For snakes like ball pythons you can opt for as big of an enclosure as you like as long as there is plenty of places for them to hide. 

You’ll also need to consider the height of your enclosure. 

Snakes like the green tree python are arboreal which means they live, sleep, and eat while hanging onto a tree branch. 

Since these types of snakes love to climb, its important to get them an enclosure with significant height, unlike a ground-dwelling snake that won’t need much height at all. 

The average pet snake will live to be around 15 years old, so consider the amount of space they’ll need throughout those years. 

Most common pet snakes can thrive in a 15 gallon tank their entire lives(although tanks are NOT ideal), but snakes like a reticulated python will need a much larger enclosure since they can grown upwards of 14 feet long. 

A good rule of thumb when determining what size enclosure to house your pet snake is that the enclosure should at least be half the length of the snake. If your snake can wrap itself around the perimeter of the enclosure it’s too small. 

Specific Care

In terms of grooming or similar actions, snakes are fairly low care. However, you will need to take extra precautions to ensure that they have the proper heat and humidity.

It’s also important to make sure they get the right amount of natural light each day.

Unlike mammals like humans, snakes can’t regulate their own body temperature. As a result, they’ll need warmer temperatures to help them digest their food and carry about regular daily body functions.

 You should strive to give your snake at least ten to twelve hours of natural light every day and only keep one half of the tank heated in order to provide your snake the opportunity to cool down if needed. 

Most pet snakes only require spot cleaning for their excrements about once a week. You can get away with deep cleaning their enclosure once a month including switching out their substrate and wiping down the surfaces inside. 

Other than the enclosure maintenance, snakes don’t need much more care. They don’t require any grooming and they only eat about once a week. 


cleaning pet supplies

For the most part, you’ll be able to use regular household cleaning supplies for your snakes enclosure—just be sure to research them beforehand since they vary from brand to brand.

For most snakes you’ll want to remove them from their permanent enclosure to clean it out, then place them back in once you’re done.  

However, on the off chance that your snake has mites or other dangerous conditions, you may need to isolate, quarantine, and perform a better, deep cleaning on their enclosure. 

You’ll need to change their bedding every one to two months at least, more often if they happen to make a large mess. The cleanliness of their enclosure can directly impact their health and help prevent different diseases and conditions. Your snake will also be much happier in a clean tank. 

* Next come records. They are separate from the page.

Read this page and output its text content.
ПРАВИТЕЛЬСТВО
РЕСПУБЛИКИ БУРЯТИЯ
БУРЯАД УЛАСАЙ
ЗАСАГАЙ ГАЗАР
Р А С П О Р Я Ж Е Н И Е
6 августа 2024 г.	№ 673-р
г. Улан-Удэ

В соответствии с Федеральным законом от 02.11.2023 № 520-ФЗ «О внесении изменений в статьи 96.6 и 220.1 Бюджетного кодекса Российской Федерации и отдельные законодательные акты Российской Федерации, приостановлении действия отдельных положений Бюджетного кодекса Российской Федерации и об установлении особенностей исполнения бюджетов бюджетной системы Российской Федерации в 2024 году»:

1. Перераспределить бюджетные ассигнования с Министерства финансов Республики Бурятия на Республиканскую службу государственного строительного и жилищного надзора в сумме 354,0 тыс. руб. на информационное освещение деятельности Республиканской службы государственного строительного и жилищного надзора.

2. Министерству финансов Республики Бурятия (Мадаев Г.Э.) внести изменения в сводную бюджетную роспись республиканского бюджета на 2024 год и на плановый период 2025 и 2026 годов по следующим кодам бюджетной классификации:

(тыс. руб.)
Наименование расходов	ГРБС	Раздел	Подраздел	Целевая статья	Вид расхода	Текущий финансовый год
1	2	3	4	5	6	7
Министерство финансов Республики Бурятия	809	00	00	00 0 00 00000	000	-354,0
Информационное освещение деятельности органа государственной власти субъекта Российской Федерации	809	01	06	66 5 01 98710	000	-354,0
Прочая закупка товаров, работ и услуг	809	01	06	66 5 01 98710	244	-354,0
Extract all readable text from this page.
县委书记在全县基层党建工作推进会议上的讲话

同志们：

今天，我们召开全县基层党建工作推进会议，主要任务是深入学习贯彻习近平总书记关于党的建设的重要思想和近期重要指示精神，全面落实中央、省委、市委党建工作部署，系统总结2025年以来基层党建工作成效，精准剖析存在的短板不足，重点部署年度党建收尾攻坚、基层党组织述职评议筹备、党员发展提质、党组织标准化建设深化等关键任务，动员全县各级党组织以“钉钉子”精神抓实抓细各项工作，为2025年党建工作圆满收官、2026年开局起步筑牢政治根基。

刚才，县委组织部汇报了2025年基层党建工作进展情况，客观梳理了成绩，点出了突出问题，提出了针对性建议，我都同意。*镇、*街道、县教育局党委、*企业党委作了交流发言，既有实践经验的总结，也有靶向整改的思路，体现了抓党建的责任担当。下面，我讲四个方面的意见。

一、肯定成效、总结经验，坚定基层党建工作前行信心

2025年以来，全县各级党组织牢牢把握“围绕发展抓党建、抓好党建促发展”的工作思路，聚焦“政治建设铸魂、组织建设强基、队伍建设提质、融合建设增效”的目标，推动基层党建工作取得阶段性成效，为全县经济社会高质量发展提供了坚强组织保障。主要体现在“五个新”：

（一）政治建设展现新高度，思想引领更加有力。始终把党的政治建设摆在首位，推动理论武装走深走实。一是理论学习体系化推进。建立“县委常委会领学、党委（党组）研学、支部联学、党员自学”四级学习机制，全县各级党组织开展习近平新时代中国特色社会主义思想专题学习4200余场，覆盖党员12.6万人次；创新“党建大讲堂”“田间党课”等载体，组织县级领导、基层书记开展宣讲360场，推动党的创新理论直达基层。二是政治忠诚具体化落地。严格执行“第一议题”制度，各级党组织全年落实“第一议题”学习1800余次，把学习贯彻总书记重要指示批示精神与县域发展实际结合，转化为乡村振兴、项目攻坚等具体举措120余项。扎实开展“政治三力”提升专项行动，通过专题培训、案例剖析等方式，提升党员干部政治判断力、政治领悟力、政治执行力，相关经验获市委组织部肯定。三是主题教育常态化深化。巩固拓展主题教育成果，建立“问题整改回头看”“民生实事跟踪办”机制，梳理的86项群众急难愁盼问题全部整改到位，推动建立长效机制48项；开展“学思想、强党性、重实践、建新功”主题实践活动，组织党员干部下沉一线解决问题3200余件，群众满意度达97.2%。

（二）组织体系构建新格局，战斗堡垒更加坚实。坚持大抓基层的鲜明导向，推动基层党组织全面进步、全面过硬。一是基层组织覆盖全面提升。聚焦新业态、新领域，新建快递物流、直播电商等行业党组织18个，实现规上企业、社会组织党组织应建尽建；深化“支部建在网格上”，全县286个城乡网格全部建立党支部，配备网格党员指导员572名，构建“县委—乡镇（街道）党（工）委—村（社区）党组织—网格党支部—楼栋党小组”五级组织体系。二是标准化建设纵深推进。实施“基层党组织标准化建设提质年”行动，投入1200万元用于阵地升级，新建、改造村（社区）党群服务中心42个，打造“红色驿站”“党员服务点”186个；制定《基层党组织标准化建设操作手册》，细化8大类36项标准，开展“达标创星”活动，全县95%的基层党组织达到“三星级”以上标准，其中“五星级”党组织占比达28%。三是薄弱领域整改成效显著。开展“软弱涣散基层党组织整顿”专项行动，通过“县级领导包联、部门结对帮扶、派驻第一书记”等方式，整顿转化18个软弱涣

A snake’s diet depends on its species. Smaller snakes can eat insects and small rodents while larger species will need to eat frozen/thawed rats or mice.

Regardless of the snake species you get, there is no way around feeding your snake rodents because they have the right nutrients that they can’t get eating anything else so be sure you can handle that before considering a pet snake. 

You should never live feed your snake in order to prevent injury or even death. 

snake eating mouse


Snakes are one of the easiest pets to care for, especially when it’s a beginner snake. Your first pet snake should be one that you are passionate and curious about. 

No matter which one you choose, they all have similarities in  their care so you just have to find one that fits you best. 

The key takeaways of what to consider with your first pet snake is what they eat, their enclosure size, and their proper care.